ACT Election Candidate Survey - Mike Hettinger

ACT Peak Oil has sent a survey to ACT Election candidates. This is the response from Mike Hettinger, Labor candidate for Molonglo. It shows an appropriately wide-ranging approach to the problem of Peak Oil.

  1. How would you address the need for food security in the ACT?
  2. With imminent production issues due to peak-oil affecting the costs of transport and fertilizers, we need to increase the capacity of the ACT to produce ecologically sustainable food products. Obviously, a range of goods will still need to be transported in, but we should look at the food supply industry using ecological, economic and health measures. I would support increasing the harvesting of kangaroo meat locally, as I understand the kangaroo population across Australia is drastically increasing due to introduction of our agriculture processes, making feed (farmed crops) availability and survival rates much higher. It is less resource intensive, less degrading to our soils, reduces the need for culls that are not then put to any productive purpose and is ecologically more sustainable.

  3. How can the ACT deal with public transport equitably, given that petrol is going to go up in price and current urban design is planned around private cars?
  4. The ACT should introduce a rapid transit system in a staged way after conducting an international design competition, as has been done for many of the landmarks in the ACT, that permits world class designers to put together a coherent plan. This will ensure that the process is transparent, and ideally the people of Canberra should be given a referendum on the issue to select the preferred project after an adequate period of open discussion.

  5. What plans do you have to rapidly move the ACT to a low carbon/renewable energy economy?
  6. I have made personal commitments to reducing my impact, by using Greenpower and evacuated solar water heating.

    I believe opportunities for all Canberrans should be provided to take positive action on climate change, such as the FiT, rebates for energy efficiency devices and ensuring any new public transport system is powered by 100% emission free energy, made available 24/7. This is possible through modern advanced energy storage technologies, or pumped mini hydro, that are available now to the utility market. The "old" view that renewables are not suitable for reliable power without being supplemented is no longer true.

  7. In what ways can market mechanisms assist in preparing for high fuel prices and even fuel shortages, and in what ways can they inhibit?
  8. It is my view the ACT should introduce incentives to encourage public transport and emissions free personal transport, such as bikes, walking, electric vehicles.

    On key incentive could be applying a staged registration system, so people can generally leave the second family car in the garage. Of course, the system could be available to any personal vehicle. The registration cost to be paid for those who opt-in would be significantly reduced by limiting use on that car to, for example, Friday from 5pm until Monday 8am, which is easily detectable by enforcement agencies by providing motorists a unique style of number plate.

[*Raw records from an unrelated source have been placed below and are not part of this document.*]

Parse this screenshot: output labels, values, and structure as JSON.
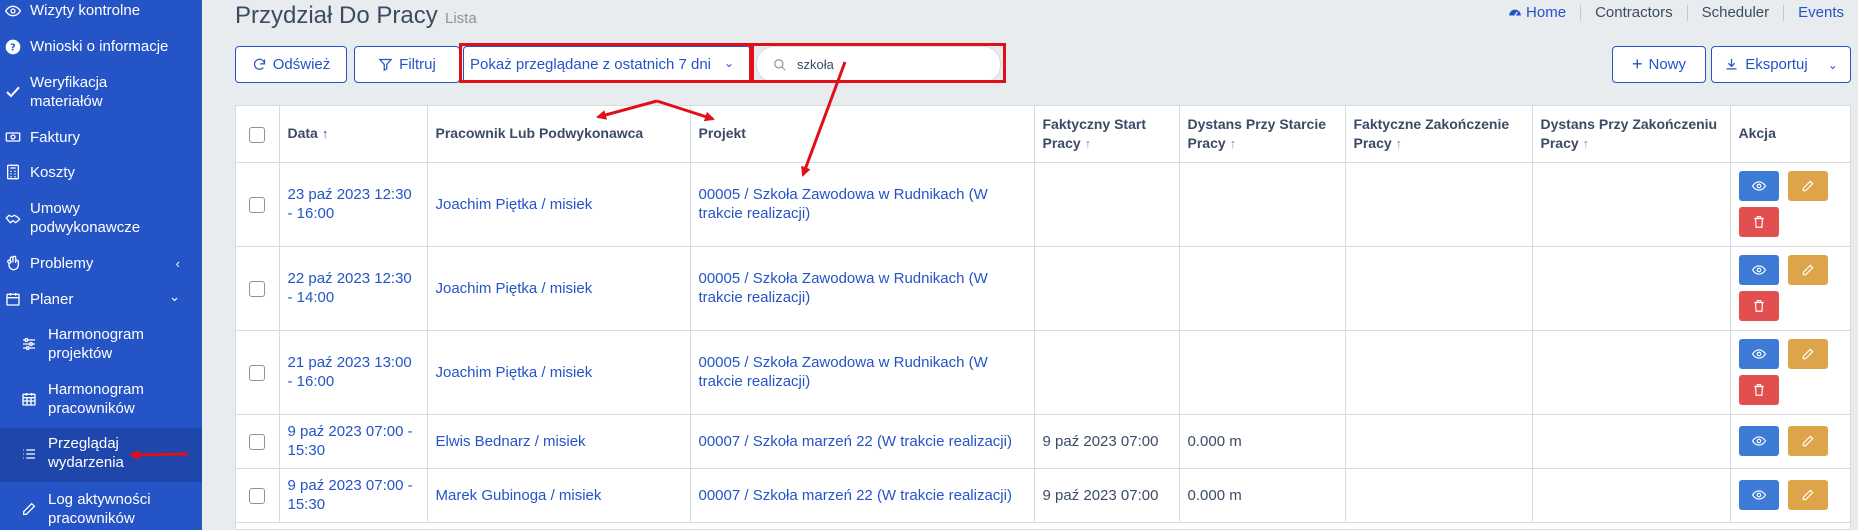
{
  "sidebar": {
    "items": [
      {
        "label": "Wizyty kontrolne",
        "icon": "eye-icon"
      },
      {
        "label": "Wnioski o informacje",
        "icon": "question-circle-icon"
      },
      {
        "label": "Weryfikacja materiałów",
        "icon": "check-icon"
      },
      {
        "label": "Faktury",
        "icon": "banknote-icon"
      },
      {
        "label": "Koszty",
        "icon": "calculator-icon"
      },
      {
        "label": "Umowy podwykonawcze",
        "icon": "handshake-icon"
      },
      {
        "label": "Problemy",
        "icon": "hand-icon",
        "chevron": "‹"
      },
      {
        "label": "Planer",
        "icon": "calendar-icon",
        "chevron": "⌄"
      },
      {
        "label": "Harmonogram projektów",
        "icon": "sliders-icon"
      },
      {
        "label": "Harmonogram pracowników",
        "icon": "calendar-grid-icon"
      },
      {
        "label": "Przeglądaj wydarzenia",
        "icon": "list-icon"
      },
      {
        "label": "Log aktywności pracowników",
        "icon": "edit-icon"
      }
    ]
  },
  "header": {
    "title": "Przydział Do Pracy",
    "subtitle": "Lista"
  },
  "breadcrumb": {
    "home": "Home",
    "items": [
      "Contractors",
      "Scheduler",
      "Events"
    ]
  },
  "toolbar": {
    "refresh_label": "Odśwież",
    "filter_label": "Filtruj",
    "period_select": "Pokaż przeglądane z ostatnich 7 dni",
    "search_value": "szkoła",
    "new_label": "Nowy",
    "export_label": "Eksportuj"
  },
  "table": {
    "headers": {
      "date": "Data",
      "worker": "Pracownik Lub Podwykonawca",
      "project": "Projekt",
      "actual_start": "Faktyczny Start Pracy",
      "start_distance": "Dystans Przy Starcie Pracy",
      "actual_end": "Faktyczne Zakończenie Pracy",
      "end_distance": "Dystans Przy Zakończeniu Pracy",
      "action": "Akcja"
    },
    "rows": [
      {
        "date": "23 paź 2023 12:30 - 16:00",
        "worker": "Joachim Piętka / misiek",
        "project": "00005 / Szkoła Zawodowa w Rudnikach (W trakcie realizacji)",
        "actual_start": "",
        "start_distance": "",
        "actual_end": "",
        "end_distance": ""
      },
      {
        "date": "22 paź 2023 12:30 - 14:00",
        "worker": "Joachim Piętka / misiek",
        "project": "00005 / Szkoła Zawodowa w Rudnikach (W trakcie realizacji)",
        "actual_start": "",
        "start_distance": "",
        "actual_end": "",
        "end_distance": ""
      },
      {
        "date": "21 paź 2023 13:00 - 16:00",
        "worker": "Joachim Piętka / misiek",
        "project": "00005 / Szkoła Zawodowa w Rudnikach (W trakcie realizacji)",
        "actual_start": "",
        "start_distance": "",
        "actual_end": "",
        "end_distance": ""
      },
      {
        "date": "9 paź 2023 07:00 - 15:30",
        "worker": "Elwis Bednarz / misiek",
        "project": "00007 / Szkoła marzeń 22 (W trakcie realizacji)",
        "actual_start": "9 paź 2023 07:00",
        "start_distance": "0.000 m",
        "actual_end": "",
        "end_distance": ""
      },
      {
        "date": "9 paź 2023 07:00 - 15:30",
        "worker": "Marek Gubinoga / misiek",
        "project": "00007 / Szkoła marzeń 22 (W trakcie realizacji)",
        "actual_start": "9 paź 2023 07:00",
        "start_distance": "0.000 m",
        "actual_end": "",
        "end_distance": ""
      }
    ]
  },
  "colors": {
    "sidebar_bg": "#2554c7",
    "accent": "#2554c7",
    "annotation": "#e0101a",
    "view_button": "#3d7bd6",
    "edit_button": "#dea44a",
    "delete_button": "#e24f4f"
  }
}
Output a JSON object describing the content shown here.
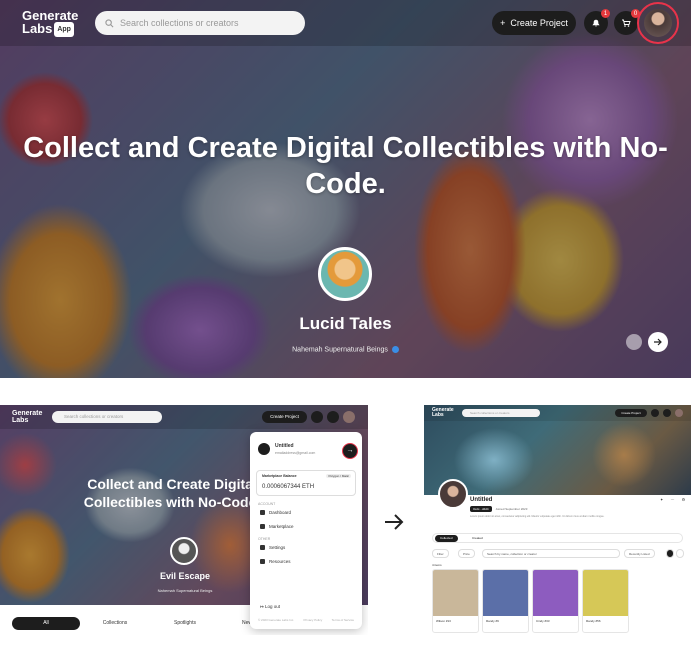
{
  "hero": {
    "brand": {
      "line1": "Generate",
      "line2": "Labs",
      "tag": "App"
    },
    "search_placeholder": "Search collections or creators",
    "create_label": "Create Project",
    "notification_count": "1",
    "cart_count": "0",
    "headline": "Collect and Create Digital Collectibles with No-Code.",
    "collection_name": "Lucid Tales",
    "creator_name": "Nahemah Supernatural Beings"
  },
  "left_shot": {
    "brand": {
      "line1": "Generate",
      "line2": "Labs",
      "tag": "App"
    },
    "search_placeholder": "Search collections or creators",
    "create_label": "Create Project",
    "headline": "Collect and Create Digital Collectibles with No-Code.",
    "collection_name": "Evil Escape",
    "creator_name": "Nahemah Supernatural Beings",
    "tabs": [
      "All",
      "Collections",
      "Spotlights",
      "New"
    ],
    "menu": {
      "user_name": "Untitled",
      "user_email": "emailaddress@gmail.com",
      "balance_label": "Marketplace Balance",
      "network": "Polygon / Matic",
      "balance_value": "0.0006067344 ETH",
      "section_account": "ACCOUNT",
      "dashboard": "Dashboard",
      "marketplace": "Marketplace",
      "section_other": "OTHER",
      "settings": "Settings",
      "resources": "Resources",
      "logout": "Log out",
      "footer_copy": "© 2023 Generate Labs Inc.",
      "footer_privacy": "Privacy Policy",
      "footer_terms": "Terms of Service"
    }
  },
  "right_shot": {
    "brand": {
      "line1": "Generate",
      "line2": "Labs",
      "tag": "App"
    },
    "search_placeholder": "Search collections or creators",
    "create_label": "Create Project",
    "profile_name": "Untitled",
    "wallet_pill": "0xdc...d4d4",
    "joined": "Joined September 2023",
    "description": "Lorem ipsum dolor sit amet, consectetur adipiscing elit. Mauris vulputate eget nibh. Ut dictum risus at diam mollis congue.",
    "tabs": [
      "Collected",
      "Created"
    ],
    "filters": {
      "filter": "Filter",
      "price": "Price",
      "search": "Search by name, collection or creator",
      "sort": "Recently Listed"
    },
    "item_count": "4 items",
    "cards": [
      "Wilson #13",
      "Randy #9",
      "Cindy #33",
      "Randy #56"
    ],
    "card_colors": [
      "#c9b79a",
      "#5b6fa8",
      "#8d5cbf",
      "#d6c857"
    ]
  },
  "colors": {
    "accent_ring": "#e8334a",
    "dark": "#1d1d1d",
    "verified": "#3a8ee6"
  }
}
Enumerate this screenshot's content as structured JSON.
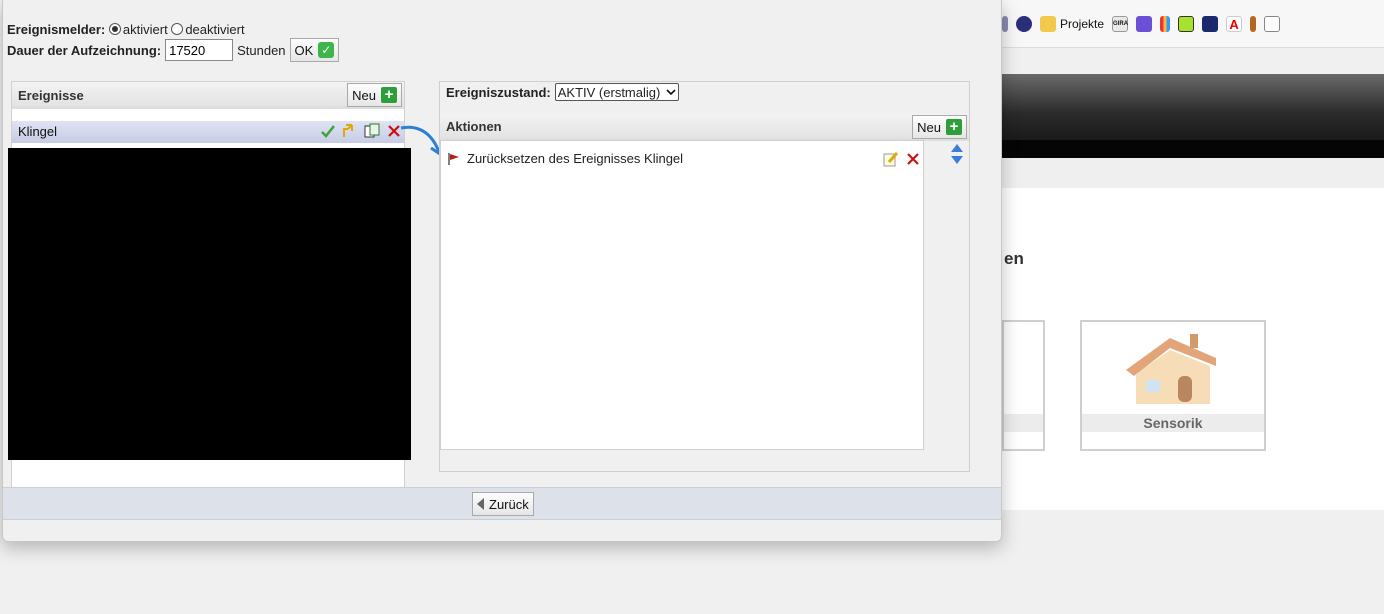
{
  "bookmarks": {
    "projekte_label": "Projekte",
    "gira_label": "GIRA",
    "adobe_label": "A"
  },
  "background": {
    "heading_fragment": "en",
    "tile_caption": "Sensorik"
  },
  "settings": {
    "event_reporter_label": "Ereignismelder:",
    "activated_label": "aktiviert",
    "deactivated_label": "deaktiviert",
    "recording_duration_label": "Dauer der Aufzeichnung:",
    "recording_duration_value": "17520",
    "hours_label": "Stunden",
    "ok_label": "OK"
  },
  "events_panel": {
    "title": "Ereignisse",
    "new_label": "Neu",
    "items": [
      {
        "name": "Klingel"
      }
    ]
  },
  "state": {
    "label": "Ereigniszustand:",
    "selected": "AKTIV (erstmalig)"
  },
  "actions_panel": {
    "title": "Aktionen",
    "new_label": "Neu",
    "items": [
      {
        "label": "Zurücksetzen des Ereignisses Klingel"
      }
    ]
  },
  "footer": {
    "back_label": "Zurück"
  }
}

    In special circumstances, the motorist may SMS, phone or hop on the internet to get a day pass to use the vehicle, as people do for the tollways in our major cities. If enforcement agencies run a rego check, they will see the day passed noted on their computer displays.

    This process will introduce a more equitable cost sharing model for public transport users, as they aren't faced with the disincentive of paying a full registration on a car they leave in the garage. Higher patronage on public transport reduces the gap between the revenue and operating costs, so it should be encouraged. By members of the community choosing to leave the car at home, it will reduce the need for expensive new road infrastructure and make the maintenance budget go further, giving the ACT a better standard of road maintenance.

  9. What are your ideas on diversifying the economy of the ACT and its region so as to reduce our dependence on long-distance freight for everyday items? Apart from Government, what sectors can the ACT economy afford to have less of, and what might it need more of?
  10. As I have been campaigning for a Smarter, Greener Canberra, I believe we should try and apply our significant capability in the academic community to develop a thriving industry based around making daily tasks less energy intensive and more productive. For example, the production of low embodied energy products for construction, more ecologically friendly food sources, technological systems. All of these require detailed knowledge of processes and material and can apply the knowledge of our valuable members of the academic community to producing better conditions in the ACT and generate export income. It could also result in improved prospects for employment in the ACT in the manufacturing sector.

  11. Are you concerned about the potential for ad-hoc policy responses (e.g. biofuel mandates) to do more harm than good? Will you prepare and publish far-sighted policy - that explicitly acknowledges Peak Oil - so as to avoid implementing panicked measures thrust upon you by doomed/opportunistic business sectors?
  12. This is of great concern to me. For example, bio-fuels are the fool's gold of energy; they will simply take up valuable agricultural land, water and be energy intensive through the addition of petroleum based fertilizers.

    This will adversely impact other sections of the economy by pushing up food prices due to competition for land between agriculture and fuel production.

    This is my greatest concern in this area.